Psychologist to discuss unconscious mind and its relation to behavior

Mahzarin Banaji, a social psychologist at Harvard University, visits Bates College to discuss what happens when well-intentioned people behave in ways that deviate from their own consciously stated intentions. Her talk takes place at 4:15 p.m. Thursday, Feb. 4, in the Keck Classroom (G52), Pettengill Hall, 4 Andrews Road (Alumni Walk).

The talk is open to the public at no charge and is sponsored by the philosophy and psychology departments at Bates.

The Richard Clarke Cabot Professor of Social Ethics at Harvard, Banaji has extensively researched human thinking and emotion as it develops in social contexts.
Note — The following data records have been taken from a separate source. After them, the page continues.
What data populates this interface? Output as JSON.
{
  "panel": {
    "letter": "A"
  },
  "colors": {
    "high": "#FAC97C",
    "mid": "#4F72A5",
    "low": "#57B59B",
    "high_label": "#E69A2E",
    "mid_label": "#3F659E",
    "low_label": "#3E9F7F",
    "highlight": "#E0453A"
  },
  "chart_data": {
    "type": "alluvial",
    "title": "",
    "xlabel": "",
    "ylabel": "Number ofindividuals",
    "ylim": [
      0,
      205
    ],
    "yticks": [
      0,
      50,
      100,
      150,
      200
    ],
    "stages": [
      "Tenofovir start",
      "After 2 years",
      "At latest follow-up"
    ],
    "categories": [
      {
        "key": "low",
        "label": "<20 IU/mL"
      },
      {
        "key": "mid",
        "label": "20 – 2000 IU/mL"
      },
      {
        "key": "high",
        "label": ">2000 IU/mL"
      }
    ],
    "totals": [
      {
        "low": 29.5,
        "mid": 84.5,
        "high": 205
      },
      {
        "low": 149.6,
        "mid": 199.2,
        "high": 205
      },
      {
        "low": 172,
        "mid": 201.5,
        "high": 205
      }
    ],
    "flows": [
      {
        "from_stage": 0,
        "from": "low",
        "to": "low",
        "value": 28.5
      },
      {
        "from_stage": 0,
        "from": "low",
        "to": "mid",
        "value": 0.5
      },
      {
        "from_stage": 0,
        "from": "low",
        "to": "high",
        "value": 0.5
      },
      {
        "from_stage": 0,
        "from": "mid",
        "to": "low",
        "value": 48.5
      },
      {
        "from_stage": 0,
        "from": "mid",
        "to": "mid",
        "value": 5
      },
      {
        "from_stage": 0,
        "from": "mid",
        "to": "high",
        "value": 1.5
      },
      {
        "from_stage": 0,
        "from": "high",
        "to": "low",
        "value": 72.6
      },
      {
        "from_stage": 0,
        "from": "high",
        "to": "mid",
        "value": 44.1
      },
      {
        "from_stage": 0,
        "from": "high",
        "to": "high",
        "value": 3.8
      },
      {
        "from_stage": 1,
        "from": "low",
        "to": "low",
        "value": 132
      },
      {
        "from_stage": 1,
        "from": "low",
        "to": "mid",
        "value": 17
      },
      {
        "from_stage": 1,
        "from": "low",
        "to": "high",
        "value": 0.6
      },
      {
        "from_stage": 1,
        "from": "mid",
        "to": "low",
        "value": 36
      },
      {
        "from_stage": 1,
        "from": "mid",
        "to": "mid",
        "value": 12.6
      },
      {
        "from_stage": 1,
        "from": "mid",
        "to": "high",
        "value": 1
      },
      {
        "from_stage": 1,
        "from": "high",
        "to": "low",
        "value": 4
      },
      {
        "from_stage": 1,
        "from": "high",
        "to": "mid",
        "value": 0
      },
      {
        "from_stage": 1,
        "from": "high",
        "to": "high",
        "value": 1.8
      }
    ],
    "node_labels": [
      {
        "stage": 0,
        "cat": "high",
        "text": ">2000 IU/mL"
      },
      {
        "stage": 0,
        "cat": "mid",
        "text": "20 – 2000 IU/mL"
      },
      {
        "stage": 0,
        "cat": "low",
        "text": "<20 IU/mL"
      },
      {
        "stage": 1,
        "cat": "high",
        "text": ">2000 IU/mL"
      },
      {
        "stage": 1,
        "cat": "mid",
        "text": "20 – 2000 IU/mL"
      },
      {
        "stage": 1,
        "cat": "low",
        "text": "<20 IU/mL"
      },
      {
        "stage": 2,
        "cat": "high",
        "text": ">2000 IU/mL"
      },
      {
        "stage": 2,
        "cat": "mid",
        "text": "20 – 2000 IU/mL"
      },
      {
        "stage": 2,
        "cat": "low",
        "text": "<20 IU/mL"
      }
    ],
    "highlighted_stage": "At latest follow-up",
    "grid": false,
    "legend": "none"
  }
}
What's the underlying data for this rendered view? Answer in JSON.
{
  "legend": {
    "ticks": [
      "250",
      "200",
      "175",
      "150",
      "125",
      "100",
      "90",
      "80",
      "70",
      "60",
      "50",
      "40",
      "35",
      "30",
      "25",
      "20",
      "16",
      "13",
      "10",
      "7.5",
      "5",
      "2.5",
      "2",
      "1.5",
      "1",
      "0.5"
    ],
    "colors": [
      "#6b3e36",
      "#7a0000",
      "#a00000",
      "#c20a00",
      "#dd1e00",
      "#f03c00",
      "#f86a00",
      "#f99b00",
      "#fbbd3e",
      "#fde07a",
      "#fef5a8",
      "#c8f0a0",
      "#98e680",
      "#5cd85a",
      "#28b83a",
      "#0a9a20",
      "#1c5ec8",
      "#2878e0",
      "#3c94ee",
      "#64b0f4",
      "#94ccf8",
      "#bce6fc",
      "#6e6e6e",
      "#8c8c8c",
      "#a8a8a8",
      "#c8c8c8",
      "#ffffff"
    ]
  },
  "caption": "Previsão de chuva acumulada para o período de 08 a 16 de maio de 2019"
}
She focuses on mentality in its unconscious forms, exploring the influence of the unconscious mind on how we assess ourselves and others regarding membership in social groups — age, ethnicity, gender, social class.

“From such research,” she writes, “I speak to the question of how well-intentioned people behave in ways that deviate from their own impeccable, consciously stated intentions, and how this state of affairs compromises individuals and corrupts institutions.”

Her objective is “to ask how the discovery of such ‘mind bugs’ ought to guide and transform our notions of corruption, duty and fairness, and to ensure that the moral arc of the universe indeed bends toward justice in democratic societies.”

Banaji was born and raised in India. She received her Ph.D. from Ohio State University in 1986 and taught at Yale from 1986 to 2001 before moving to Harvard. She has also taught at the Radcliffe Institute for Advanced Study.

She is a fellow of psychological science associations including the Society for Experimental Psychologists, the Association of Psychological Science and the Society for Experimental Social Psychology. Banaji has served on the editorial boards of such scientific journals as Psychological Review, Psychological Science and Social Cognitive and Affective Neuroscience. She currently serves on the advisory board of the Oxford University Press.